After this, the band has apparently cleaned up their act somewhat, though in 1990, Wood was "cautioned" for common assault against his girlfriend. (Not cool, Ronnie.) Still, it appears the apple hasn't fallen far from the tree — in 2011, Richards' daughter Theodora got busted for graffiti and pills.
The Villa Nellcote period
Most people agree that Exile on Main Street is among the finest albums the Rolling Stones have ever released, but its recording process was far from serene. According to the Telegraph, Keith Richards rented a luxurious property called Villa Nellcote on the French Riviera in 1971, after the original location fell through. The building had a fairly strange vibe, as the Nazis had used it as their headquarters during the occupation of France, and the band kept finding painted swastikas in the basement.
The Rolling Stones made the place their home and started wreaking havoc like only early-1970s Rolling Stones could. As the Star tells us, Villa Nellcote became a premier hangout of a revolving door of hangers-on and moochers, not to mention celebrities and the obligatory drug dealers. The place was damp, hot, and creepy (Nazis, remember?) and the eerie atmosphere reflected on the album's sound.
However, the Stones ultimately emerged as winners, seeing as the weird fever dream of Villa Nellcote reflected very well on their creative output, and Exile remains one of their best liked works.
The 1980s crisis that almost broke up the Rolling Stones
As Cheat Sheet tells us, the 1980s were a tumultuous time in the Rolling Stones camp, to a point that it couldn't really be called a single camp at all. Between 1982 and 1989, the band's future was in question thanks to a whole host of reasons. Drummer Charlie Watts, the tireless engine of the band, was wrestling with an addiction to heroin. Singer Mick Jagger, on the other hand, was finding the allures of a solo career more enticing by the year, and by 1987, he was so far down this road that he was touring solo to support his equally solo album. He even went as far as to say that the Stones simply didn't matter anymore: "No-one should care if the Rolling Stones have broken up, should they?

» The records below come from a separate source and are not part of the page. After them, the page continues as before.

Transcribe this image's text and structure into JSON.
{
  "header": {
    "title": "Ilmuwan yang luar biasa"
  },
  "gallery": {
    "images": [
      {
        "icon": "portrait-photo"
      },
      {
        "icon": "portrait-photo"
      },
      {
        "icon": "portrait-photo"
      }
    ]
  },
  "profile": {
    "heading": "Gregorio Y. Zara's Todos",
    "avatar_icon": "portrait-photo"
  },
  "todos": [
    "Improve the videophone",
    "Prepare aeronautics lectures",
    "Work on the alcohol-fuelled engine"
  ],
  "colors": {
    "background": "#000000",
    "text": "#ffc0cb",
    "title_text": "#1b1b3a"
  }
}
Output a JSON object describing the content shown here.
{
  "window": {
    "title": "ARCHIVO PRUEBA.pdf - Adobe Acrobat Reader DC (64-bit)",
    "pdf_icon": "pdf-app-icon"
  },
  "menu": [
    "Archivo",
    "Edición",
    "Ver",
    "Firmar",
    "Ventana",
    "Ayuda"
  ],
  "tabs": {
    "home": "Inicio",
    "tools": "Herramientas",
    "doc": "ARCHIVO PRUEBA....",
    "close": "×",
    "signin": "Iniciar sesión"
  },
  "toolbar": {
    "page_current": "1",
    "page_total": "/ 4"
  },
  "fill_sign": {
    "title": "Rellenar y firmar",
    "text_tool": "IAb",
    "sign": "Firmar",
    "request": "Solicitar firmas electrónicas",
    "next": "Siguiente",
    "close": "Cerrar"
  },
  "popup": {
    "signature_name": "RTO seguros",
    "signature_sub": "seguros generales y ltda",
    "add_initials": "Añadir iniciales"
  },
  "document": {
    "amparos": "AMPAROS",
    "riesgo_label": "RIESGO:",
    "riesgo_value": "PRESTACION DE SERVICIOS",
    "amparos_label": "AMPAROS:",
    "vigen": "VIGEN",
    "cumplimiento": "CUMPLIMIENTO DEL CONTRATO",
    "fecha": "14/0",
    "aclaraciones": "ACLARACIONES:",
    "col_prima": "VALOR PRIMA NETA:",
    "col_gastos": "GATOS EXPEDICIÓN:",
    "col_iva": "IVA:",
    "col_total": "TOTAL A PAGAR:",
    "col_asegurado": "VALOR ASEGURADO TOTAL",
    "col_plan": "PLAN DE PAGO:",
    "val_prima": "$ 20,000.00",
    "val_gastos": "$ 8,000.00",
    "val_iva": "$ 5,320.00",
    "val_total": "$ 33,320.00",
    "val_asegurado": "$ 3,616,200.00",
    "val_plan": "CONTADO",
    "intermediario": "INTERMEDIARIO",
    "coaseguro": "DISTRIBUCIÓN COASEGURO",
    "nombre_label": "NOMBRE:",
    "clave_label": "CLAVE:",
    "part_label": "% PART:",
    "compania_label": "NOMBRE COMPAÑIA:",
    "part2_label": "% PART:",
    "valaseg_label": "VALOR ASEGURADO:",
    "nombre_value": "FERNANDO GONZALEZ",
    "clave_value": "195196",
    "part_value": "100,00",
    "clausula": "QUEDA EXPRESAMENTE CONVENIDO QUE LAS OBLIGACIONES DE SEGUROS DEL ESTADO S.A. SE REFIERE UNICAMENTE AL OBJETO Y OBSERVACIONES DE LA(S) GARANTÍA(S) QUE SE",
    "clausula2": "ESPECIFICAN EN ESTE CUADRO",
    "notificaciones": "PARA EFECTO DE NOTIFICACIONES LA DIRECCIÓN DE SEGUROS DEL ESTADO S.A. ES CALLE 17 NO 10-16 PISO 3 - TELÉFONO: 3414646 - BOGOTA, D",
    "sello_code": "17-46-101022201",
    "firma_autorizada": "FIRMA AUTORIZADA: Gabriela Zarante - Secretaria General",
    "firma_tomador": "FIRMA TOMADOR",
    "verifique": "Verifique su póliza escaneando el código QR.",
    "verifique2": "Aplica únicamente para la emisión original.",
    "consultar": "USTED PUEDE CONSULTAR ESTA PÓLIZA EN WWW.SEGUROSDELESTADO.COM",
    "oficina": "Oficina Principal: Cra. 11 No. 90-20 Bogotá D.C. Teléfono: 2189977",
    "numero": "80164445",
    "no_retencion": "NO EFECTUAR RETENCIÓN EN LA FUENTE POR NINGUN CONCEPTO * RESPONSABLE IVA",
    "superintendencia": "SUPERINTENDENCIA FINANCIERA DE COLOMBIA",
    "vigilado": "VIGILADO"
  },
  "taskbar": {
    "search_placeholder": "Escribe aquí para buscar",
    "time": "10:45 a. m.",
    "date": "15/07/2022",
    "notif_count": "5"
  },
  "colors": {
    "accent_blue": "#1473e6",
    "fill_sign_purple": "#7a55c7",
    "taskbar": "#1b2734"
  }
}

I mean, when the Beatles broke up I couldn't give a sh*t." Meanwhile, guitar ace Keith Richards spent his time sulking because the band wasn't working together (and also dabbling with a solo album, because why not?)
While the Stones did have a steady-ish output of new records during the 1980s, things remained volatile until 1989's Steel Wheels and its accompanying tour. Still, as Rolling Stone notes, the Glimmer Twins' relationship at the time could best be described as an "uneasy truce."